Pain: The science and culture of why we hurt
The full quote/excerpt
“There are psychic factors involved in every patient’s complaint of pain,” [Bill Livingston] wrote. He tells a story of one midnight emergency to illustrate his point.
A woman called him to report that her husband had just had a “massive bowl hemorrhage and was in a state of collapse.” Just before bed, he had felt some cramping pains and hurried to the bathroom. Then she heard him calling her name, followed by the thud of him falling to the floor. She found him unconscious, white-faced, and covered in sweat. And in the toilet there was a quantity of bright red blood.

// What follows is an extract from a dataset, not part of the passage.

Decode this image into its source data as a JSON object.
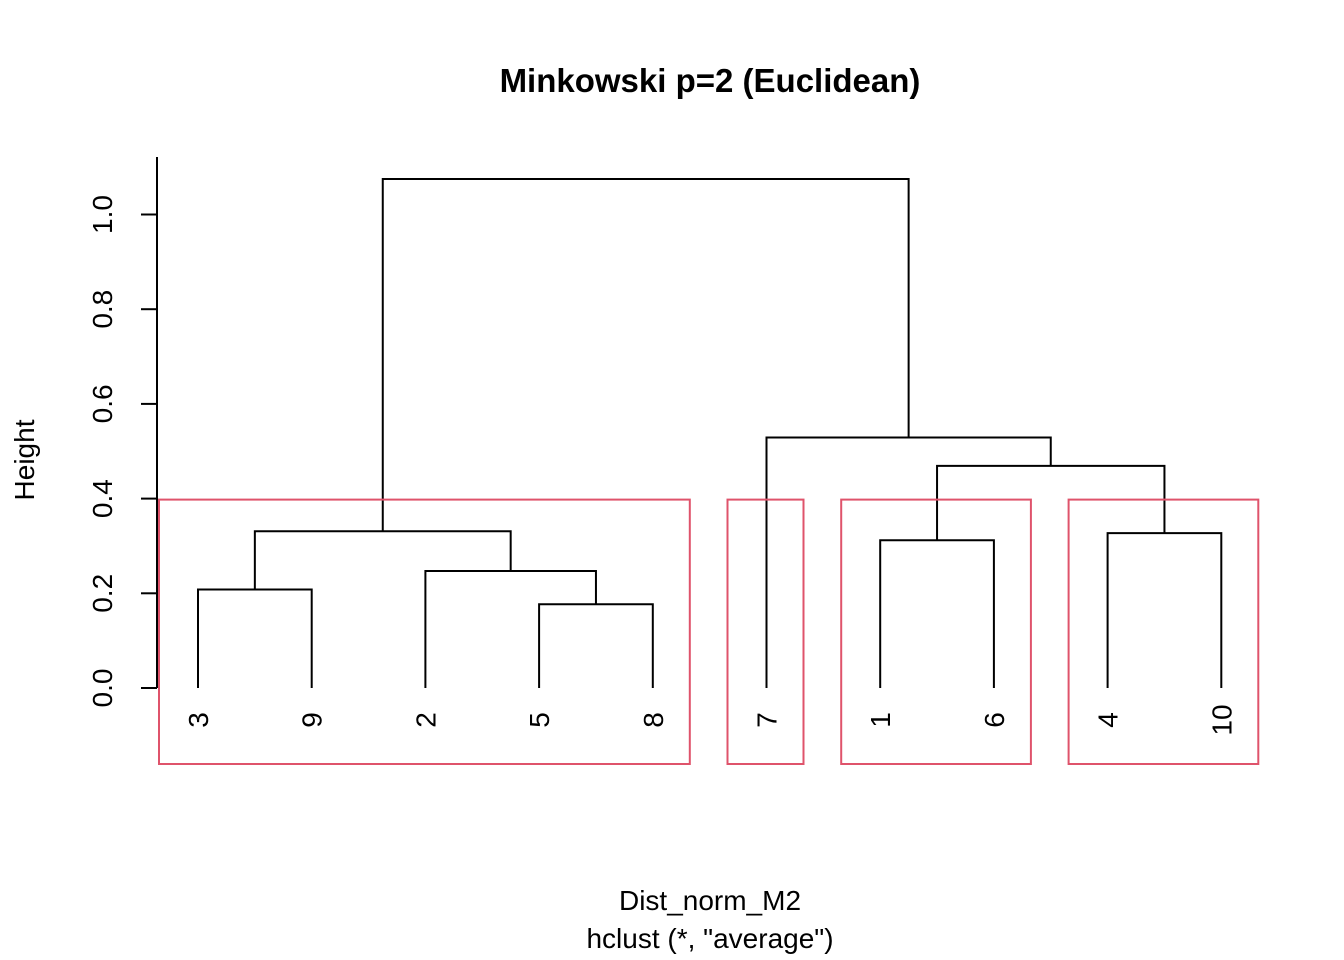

Livingston told her not to flush the toilet and rushed over. He found the man lying on the bed, conscious, but in pain. Where does it hurt the worst, Livingston asked. “All over,” the man whispered. He went on groaning as his wife said that he had been in fine spirits and good health, until he had gone to the bathroom.
Livingston examined him, to no avail. Then he went into the bathroom and inspected the alarming-looking contents of the toilet. Beets. Lots of beet fragments. It turned out that her husband had eaten beets for lunch, and little else. Livingston decided that this accounted for the “hemorrhage” and that the man’s state — the pallor, the sweating, and the “all over” pain — had been entirely caused by fright.
The two of them walked back into the bedroom with smiles on their faces, which annoyed the husband, who was languishing on the bed. But when Livingston gave him his diagnosis, the man’s condition improved rapidly. “Within half an hour he was moving about in his usual energetic fashion and offering to pour me a drink if I would stay and chat.”

Comments and context
This is an amazing anecdote about the power of perception!